Sorting Out 9/11, Tagging Text, Unlocking Scientific Publishing, and Internet Archive's Meatspace Branch

  1. Sorting Out 9/11 (New Yorker) — the thorniest problem for the 9/11 memorial was the ordering of the names. Computer science to the rescue!
  2. Tagger — Python library for extracting tags (statistically significant words or phrases) from a piece of text.
  3. Free Science, One Paper at a Time (Wired) — Jonathan Eisen’s attempt to collect and distribute his father’s scientific papers (which were written while a federal employee, so in the public domain), thwarted by old-fashioned scientific publishing. “But now,” says Jonathan Eisen, “there’s this thing called the Internet. It changes not just how things can be done but how they should be done.”

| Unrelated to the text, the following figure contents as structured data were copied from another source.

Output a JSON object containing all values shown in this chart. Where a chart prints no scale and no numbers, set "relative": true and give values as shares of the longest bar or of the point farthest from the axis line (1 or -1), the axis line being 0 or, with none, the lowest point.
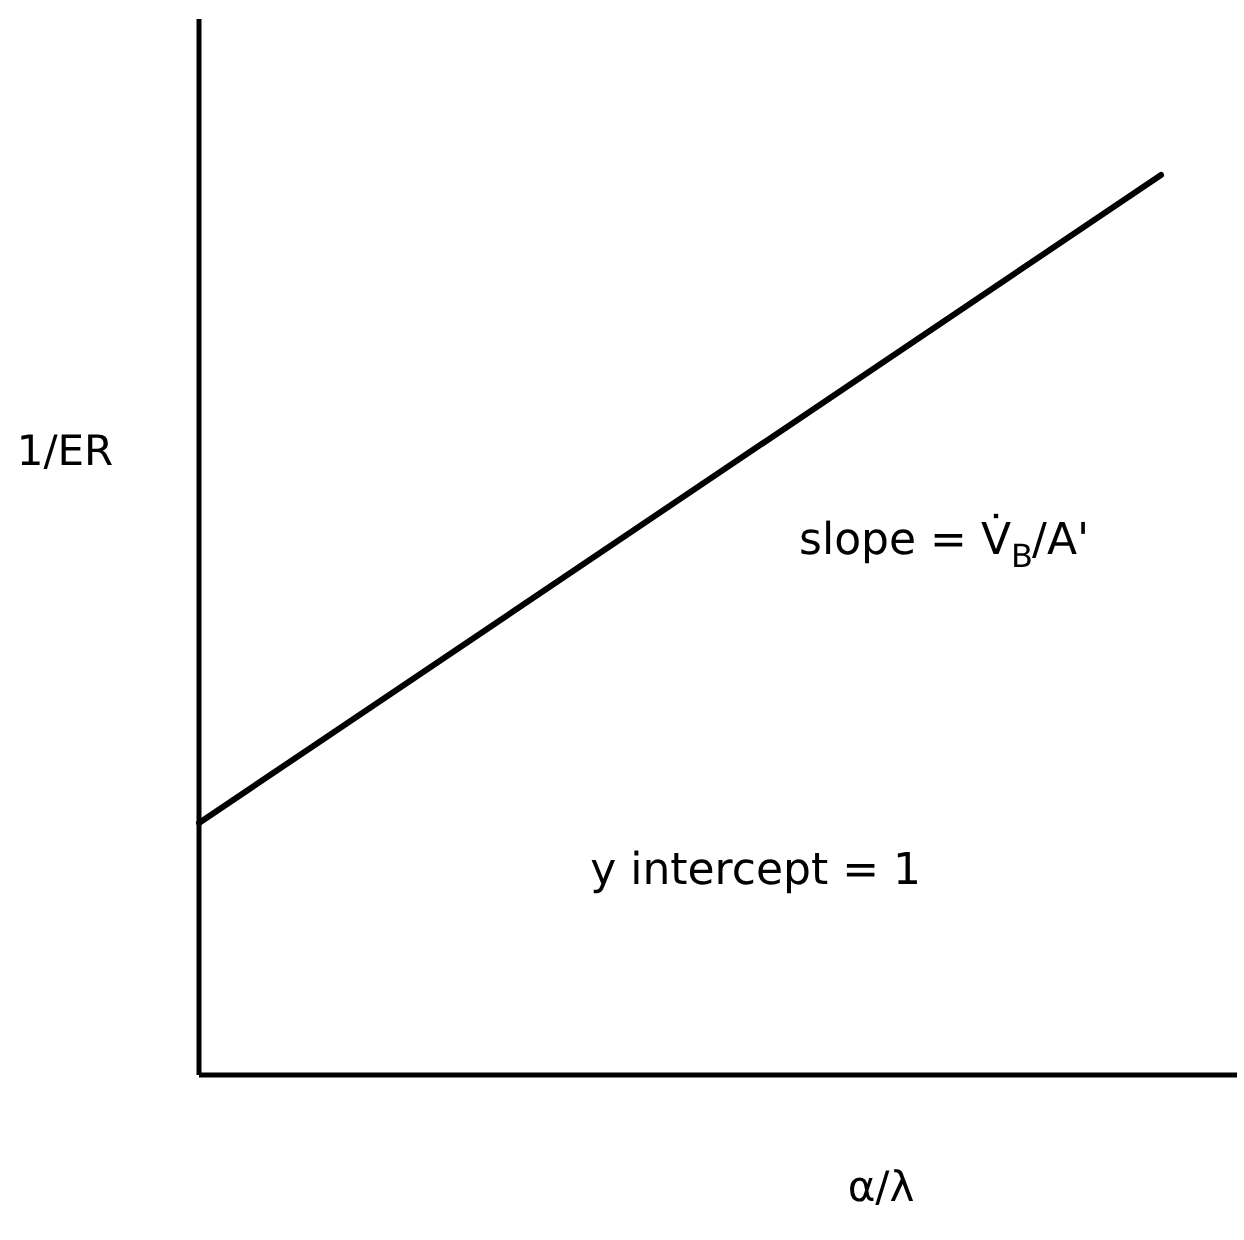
{
  "chart_data": {
    "type": "line",
    "relative": true,
    "xlabel": "α/λ",
    "ylabel": "1/ER",
    "annotations": [
      "slope = V̇$_{B}$/A'",
      "y intercept = 1"
    ],
    "categories": [
      null,
      null
    ],
    "series": [
      {
        "color": "#000000",
        "values": [
          0.28,
          1
        ]
      }
    ]
  }
}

  4. Internet Archive Launches Physical Archive — I’m keen to see how this develops, because physical storage has problems that digital does not. I’d love to see the donor agreement require the donor to give the archive full rights to digitize and distribute under open licenses. That’d put the Internet Archive a step in front of traditional archives, museums, libraries, and galleries, whose donor agreements typically let donors place arbitrary specifications on use and reuse (“must be inaccessible for 50 years”, “no commercial use”, “no use that compromises the work”, etc.), all of which are barriers to wholesale digitization and reuse.